A report in the February 22 issue of
Archives of Internal Medicine, one of the JAMA/Archives journals says that the costs that hospitals incur in treating patients vary widely and do not appear to be strongly associated either with the quality of care patients receive or their risk of dying within 30 days.
"Hospitals face increasing pressure to lower cost of care while improving quality of care," the authors write as background information in the article. However, critics have expressed concerns about the trade-off between the two goals. "In particular, might hospitals with lower cost of care and lower expenditures devote less effort to improving quality of care? Might the pursuit of lower cost of care drive hospitals to be âpenny wise and pound foolish,'' discharging patients sooner, only to increase re-admission rates and incur greater inpatient use over time?"

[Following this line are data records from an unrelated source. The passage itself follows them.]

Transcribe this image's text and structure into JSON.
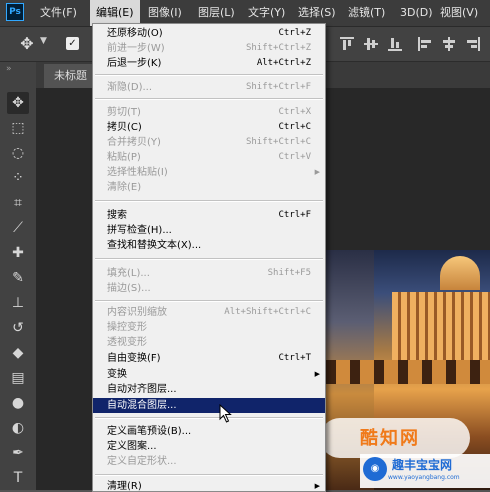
{
  "app": {
    "logo": "Ps"
  },
  "menubar": {
    "items": [
      {
        "label": "文件(F)"
      },
      {
        "label": "编辑(E)"
      },
      {
        "label": "图像(I)"
      },
      {
        "label": "图层(L)"
      },
      {
        "label": "文字(Y)"
      },
      {
        "label": "选择(S)"
      },
      {
        "label": "滤镜(T)"
      },
      {
        "label": "3D(D)"
      },
      {
        "label": "视图(V)"
      }
    ]
  },
  "document": {
    "tab_title": "未标题"
  },
  "edit_menu": {
    "items": [
      {
        "label": "还原移动(O)",
        "shortcut": "Ctrl+Z",
        "disabled": false
      },
      {
        "label": "前进一步(W)",
        "shortcut": "Shift+Ctrl+Z",
        "disabled": true
      },
      {
        "label": "后退一步(K)",
        "shortcut": "Alt+Ctrl+Z",
        "disabled": false
      },
      {
        "label": "渐隐(D)...",
        "shortcut": "Shift+Ctrl+F",
        "disabled": true
      },
      {
        "label": "剪切(T)",
        "shortcut": "Ctrl+X",
        "disabled": true
      },
      {
        "label": "拷贝(C)",
        "shortcut": "Ctrl+C",
        "disabled": false
      },
      {
        "label": "合并拷贝(Y)",
        "shortcut": "Shift+Ctrl+C",
        "disabled": true
      },
      {
        "label": "粘贴(P)",
        "shortcut": "Ctrl+V",
        "disabled": true
      },
      {
        "label": "选择性粘贴(I)",
        "shortcut": "",
        "disabled": true,
        "submenu": true
      },
      {
        "label": "清除(E)",
        "shortcut": "",
        "disabled": true
      },
      {
        "label": "搜索",
        "shortcut": "Ctrl+F",
        "disabled": false
      },
      {
        "label": "拼写检查(H)...",
        "shortcut": "",
        "disabled": false
      },
      {
        "label": "查找和替换文本(X)...",
        "shortcut": "",
        "disabled": false
      },
      {
        "label": "填充(L)...",
        "shortcut": "Shift+F5",
        "disabled": true
      },
      {
        "label": "描边(S)...",
        "shortcut": "",
        "disabled": true
      },
      {
        "label": "内容识别缩放",
        "shortcut": "Alt+Shift+Ctrl+C",
        "disabled": true
      },
      {
        "label": "操控变形",
        "shortcut": "",
        "disabled": true
      },
      {
        "label": "透视变形",
        "shortcut": "",
        "disabled": true
      },
      {
        "label": "自由变换(F)",
        "shortcut": "Ctrl+T",
        "disabled": false
      },
      {
        "label": "变换",
        "shortcut": "",
        "disabled": false,
        "submenu": true
      },
      {
        "label": "自动对齐图层...",
        "shortcut": "",
        "disabled": false
      },
      {
        "label": "自动混合图层...",
        "shortcut": "",
        "disabled": false,
        "highlighted": true
      },
      {
        "label": "定义画笔预设(B)...",
        "shortcut": "",
        "disabled": false
      },
      {
        "label": "定义图案...",
        "shortcut": "",
        "disabled": false
      },
      {
        "label": "定义自定形状...",
        "shortcut": "",
        "disabled": true
      },
      {
        "label": "清理(R)",
        "shortcut": "",
        "disabled": false,
        "submenu": true
      }
    ]
  },
  "watermark": {
    "brand": "酷知网",
    "site_title": "趣丰宝宝网",
    "site_url": "www.yaoyangbang.com"
  },
  "colors": {
    "highlight": "#10246a",
    "menubar": "#3c3c3c",
    "panel": "#424242"
  },
  "icons": [
    "move-icon",
    "marquee-icon",
    "lasso-icon",
    "quick-select-icon",
    "crop-icon",
    "eyedropper-icon",
    "healing-icon",
    "brush-icon",
    "clone-stamp-icon",
    "history-brush-icon",
    "eraser-icon",
    "gradient-icon",
    "blur-icon",
    "dodge-icon",
    "pen-icon",
    "type-icon"
  ]
}
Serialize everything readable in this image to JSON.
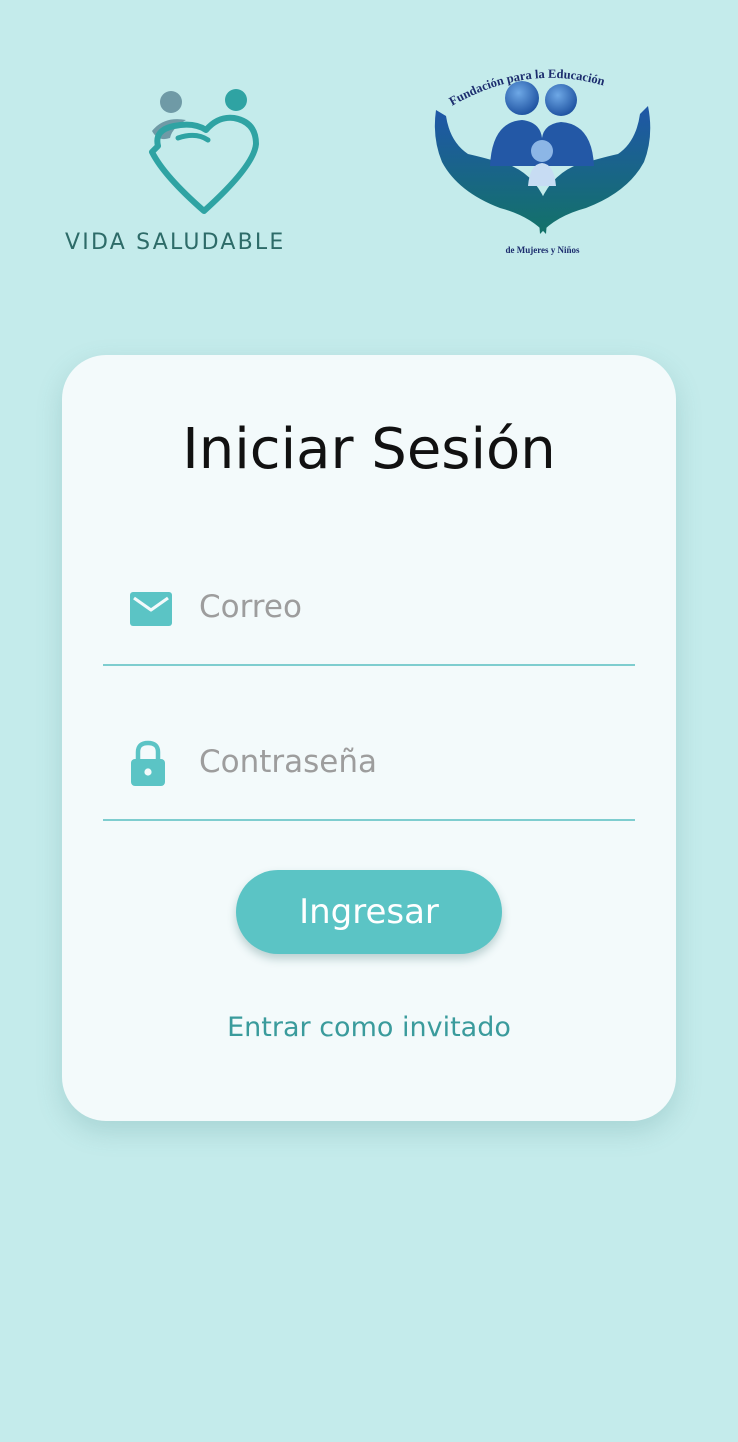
{
  "header": {
    "logo_left": {
      "text": "VIDA SALUDABLE",
      "icon": "people-heart-logo-icon",
      "colors": {
        "primary": "#2fa3a3",
        "secondary": "#6f9aa6"
      }
    },
    "logo_right": {
      "arc_text": "Fundación para la Educación",
      "bottom_text": "de Mujeres y Niños",
      "icon": "hands-family-logo-icon",
      "colors": {
        "blue": "#1f57a8",
        "teal": "#1b7d78"
      }
    }
  },
  "login": {
    "title": "Iniciar Sesión",
    "email": {
      "placeholder": "Correo",
      "value": "",
      "icon": "envelope-icon"
    },
    "password": {
      "placeholder": "Contraseña",
      "value": "",
      "icon": "lock-icon"
    },
    "submit_label": "Ingresar",
    "guest_label": "Entrar como invitado"
  },
  "theme": {
    "background": "#c4ebeb",
    "card": "#f3fafb",
    "accent": "#5bc4c5",
    "link": "#3a9b9c",
    "placeholder": "#9d9d9d"
  }
}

Lena M. Chen, M.D., M.S., of the University of Michigan, Ann Arbor, and colleagues conducted a national study of hospitals that discharged Medicare patients who were hospitalized for congestive heart failure or pneumonia in 2006. For each condition, the researchers used data from national databases to examine the association between hospital cost of care and several variables: 30-day death rates, readmission rates, six-month inpatient cost of care and a quality score based on several performance indicators for each condition.
Costs of care for each condition varied widely. Care for a typical patient with congestive heart failure averaged $7,114 and could range from $1,522 to $18,927, depending on which of the 3,146 hospitals discharged the patient. Cost of care for a typical patient with pneumonia averaged $7,040 and varied from $1,897 to $15,829 per hospitalization among 3,152 facilities.